Сенатор предпринял последнее усилие.
— Послушайте, — сказал он, — это последний проблеск. Я доволен. Вам понятно? Мне-то уже нет надобности понимать. Я достиг полного удовлетворения, стало быть, и вегетативного тоже, и это — мои последние слова. Я восстанавливаю прерванную связь… Возвращаюсь к истокам… Поскольку я жив и больше ничего не желаю, у меня больше нет надобности в разуме. Добавлю, что с этого мне и следовало бы начать.
Он с видом гурмана облизал нос и испустил неприличный звук.
— Я функционирую, — сказал он. — Остальное — шуточки. А теперь, теперь я возвращаюсь в строй. Я вас люблю, может быть, я буду понимать вас и дальше, но я ничего больше не скажу. У меня есть мой гавиан. Найдите своего.
Лиль высморкалась и погладила сенатора. Тот повилял хвостом, уткнулся носом в шею гавиана и задремал.
— А если их на всех не хватает, этих гавианов? — сказал Вольф.
Он помог Лиль встать.
— Увы! — сказала она. — Из меня гавиана не получится.
— Лиль, — сказал Вольф, — я так тебя люблю. Почему же я не так счастлив, как сенатор?
— Дело в том, что я слишком мала, — сказала Лиль, прижимаясь к нему. — Или же ты ошибаешься. Принимаешь одно за другое.
Они ушли с кухни и уселись на большой диван.
— Я перепробовал почти все, — сказал Вольф, — и нет ничего, что я хотел бы сделать еще раз.
— Даже меня обнять? — сказала Лиль.
— Разве что, — сказал, делая это, Вольф.
— А твоя старая ужасная машина? — сказала Лиль.
— Она меня пугает, — пробормотал Вольф. — То, как переосмысливаешь вещи там, внутри…
От неудовольствия, где-то в районе шеи у него начался нервный тик.
— Все делается для того, чтобы забыть, но сначала передумываешь все заново, — продолжал он. — Ничего не опуская.
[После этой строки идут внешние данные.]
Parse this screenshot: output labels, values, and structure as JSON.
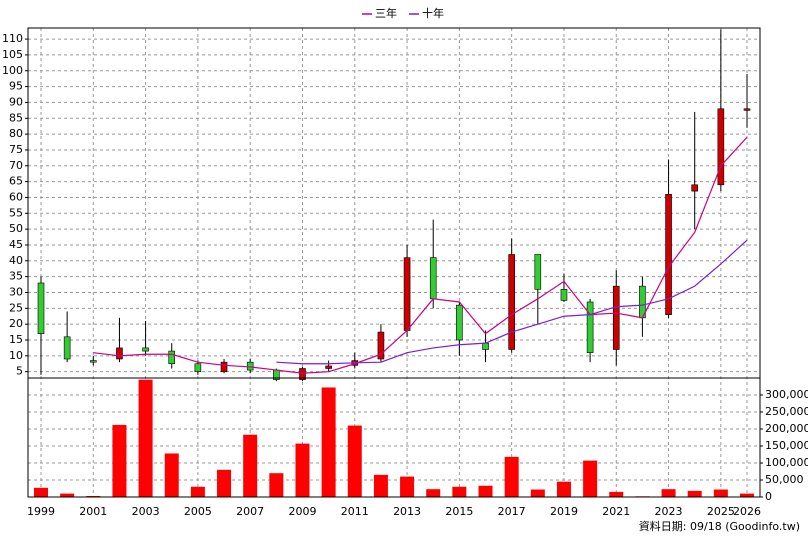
{
  "chart_data": {
    "type": "candlestick",
    "categories": [
      "1999",
      null,
      "2001",
      null,
      "2003",
      null,
      "2005",
      null,
      "2007",
      null,
      "2009",
      null,
      "2011",
      null,
      "2013",
      null,
      "2015",
      null,
      "2017",
      null,
      "2019",
      null,
      "2021",
      null,
      "2023",
      null,
      "2025",
      "2026"
    ],
    "open": [
      33,
      16,
      8.5,
      9,
      12.5,
      11.5,
      7.5,
      5,
      8,
      5.5,
      2.5,
      6,
      7,
      9,
      18,
      41,
      26,
      14,
      12,
      42,
      31,
      27,
      12,
      32,
      23,
      62,
      64,
      87.5
    ],
    "high": [
      35,
      24,
      10,
      22,
      21,
      14,
      8.5,
      9,
      9,
      6,
      6.5,
      8.5,
      11,
      20,
      45,
      53,
      27,
      18,
      47,
      42,
      36,
      28,
      37,
      35,
      72,
      87,
      113,
      99
    ],
    "low": [
      4,
      8,
      7,
      8,
      10,
      6,
      4,
      4.5,
      4.5,
      2,
      2,
      5,
      6,
      8,
      16,
      25,
      10,
      8,
      11,
      20,
      27,
      8,
      7,
      16,
      22,
      50,
      62,
      82
    ],
    "close": [
      17,
      9,
      8,
      12.5,
      11.5,
      7.5,
      5,
      8,
      5.5,
      2.5,
      6,
      6.8,
      8.5,
      17.5,
      41,
      28,
      15,
      12,
      42,
      31,
      27.5,
      11,
      32,
      22,
      61,
      64,
      88,
      88
    ],
    "up_color": "#cc0000",
    "down_color": "#33cc33",
    "series": [
      {
        "name": "三年",
        "color": "#cc0080",
        "values": [
          null,
          null,
          11,
          10,
          10.5,
          10.5,
          8,
          7,
          6.5,
          5.5,
          4.5,
          5,
          7.5,
          10.5,
          18,
          28,
          27,
          17,
          23,
          28,
          33.5,
          23,
          23.5,
          22,
          38,
          49,
          70,
          79
        ]
      },
      {
        "name": "十年",
        "color": "#7a1fd6",
        "values": [
          null,
          null,
          null,
          null,
          null,
          null,
          null,
          null,
          null,
          8,
          7.5,
          7.5,
          7.8,
          8,
          11,
          12.5,
          13.5,
          14,
          17.5,
          20,
          22.5,
          23,
          25.5,
          26,
          28,
          32,
          39,
          46.5
        ]
      }
    ],
    "ylim": [
      3,
      113.5
    ],
    "yticks": [
      5,
      10,
      15,
      20,
      25,
      30,
      35,
      40,
      45,
      50,
      55,
      60,
      65,
      70,
      75,
      80,
      85,
      90,
      95,
      100,
      105,
      110
    ],
    "volume": {
      "color": "#ff0000",
      "values": [
        27000,
        10000,
        3000,
        212000,
        345000,
        128000,
        30000,
        80000,
        183000,
        70000,
        157000,
        322000,
        210000,
        65000,
        60000,
        23000,
        30000,
        33000,
        118000,
        22000,
        45000,
        107000,
        15000,
        2000,
        23000,
        18000,
        22000,
        10000
      ],
      "ylim": [
        0,
        344000
      ],
      "yticks": [
        0,
        {
          "value": 50000,
          "label": "50,000"
        },
        {
          "value": 100000,
          "label": "100,000"
        },
        {
          "value": 150000,
          "label": "150,000"
        },
        {
          "value": 200000,
          "label": "200,000"
        },
        {
          "value": 250000,
          "label": "250,000"
        },
        {
          "value": 300000,
          "label": "300,000"
        }
      ]
    },
    "grid": true,
    "legend": "top",
    "note": "資料日期: 09/18  (Goodinfo.tw)"
  }
}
С еще большим количеством деталей. И не испытывая того, что испытывал когда-то.
— Это так тоскливо? — сказала Лиль.
— Невыносимо. Невыносимо тащить за собой все, чем ты был раньше, — сказал Вольф.
— Ну а меня ты не хочешь увести с собой? — сказала Лиль, лаская его.
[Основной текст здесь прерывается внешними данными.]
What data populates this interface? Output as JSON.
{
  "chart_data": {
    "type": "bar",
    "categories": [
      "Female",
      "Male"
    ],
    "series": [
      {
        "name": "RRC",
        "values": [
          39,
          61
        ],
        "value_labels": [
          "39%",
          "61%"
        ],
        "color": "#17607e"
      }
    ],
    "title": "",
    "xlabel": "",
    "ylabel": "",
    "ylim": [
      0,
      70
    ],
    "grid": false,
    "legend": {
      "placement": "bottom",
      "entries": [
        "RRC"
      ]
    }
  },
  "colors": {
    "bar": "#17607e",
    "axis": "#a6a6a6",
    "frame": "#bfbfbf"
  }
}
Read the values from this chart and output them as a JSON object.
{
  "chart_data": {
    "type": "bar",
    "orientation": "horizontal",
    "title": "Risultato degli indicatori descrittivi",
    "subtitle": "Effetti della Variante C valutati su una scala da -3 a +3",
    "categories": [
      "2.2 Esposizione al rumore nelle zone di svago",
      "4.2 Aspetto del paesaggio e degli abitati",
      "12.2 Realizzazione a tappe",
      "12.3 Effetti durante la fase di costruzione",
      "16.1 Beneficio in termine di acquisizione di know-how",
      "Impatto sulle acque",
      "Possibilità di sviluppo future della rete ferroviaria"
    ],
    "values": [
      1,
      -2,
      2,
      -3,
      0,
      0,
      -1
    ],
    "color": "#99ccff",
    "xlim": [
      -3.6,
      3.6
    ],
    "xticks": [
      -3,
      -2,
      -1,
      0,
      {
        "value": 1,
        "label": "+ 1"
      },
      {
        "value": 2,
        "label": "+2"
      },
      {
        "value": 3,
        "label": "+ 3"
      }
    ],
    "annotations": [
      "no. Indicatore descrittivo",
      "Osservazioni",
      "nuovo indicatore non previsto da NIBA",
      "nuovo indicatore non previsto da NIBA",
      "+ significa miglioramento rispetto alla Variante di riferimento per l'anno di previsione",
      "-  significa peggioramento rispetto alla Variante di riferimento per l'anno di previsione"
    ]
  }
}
— Ты прекрасна, — сказал Вольф. — Ты нежна. Я люблю тебя. И я обманулся.
— Ты обманулся? — повторила Лиль.
— Иначе и быть не может, — сказал с неопределенным жестом Вольф, — пентюх, машина, возлюбленные, работа, музыка, жизнь, другие люди…
— А я? — сказала Лиль.
— Да, — сказал Вольф. — Была бы ты, но невозможно залезть в шкуру другого. Получаются двое. Ты полна. Ты вся целиком — это слишком; а сохранения заслуживает все, вот и нужно, чтобы ты была иной.
— Залезь ко мне в мою шкуру, — сказала Лиль. — Я буду счастлива: ничего, кроме нас двоих.
— Это невозможно, — сказал Вольф. — Чтобы влезть в чужую шкуру, надо убить другого и содрать ее с него для себя.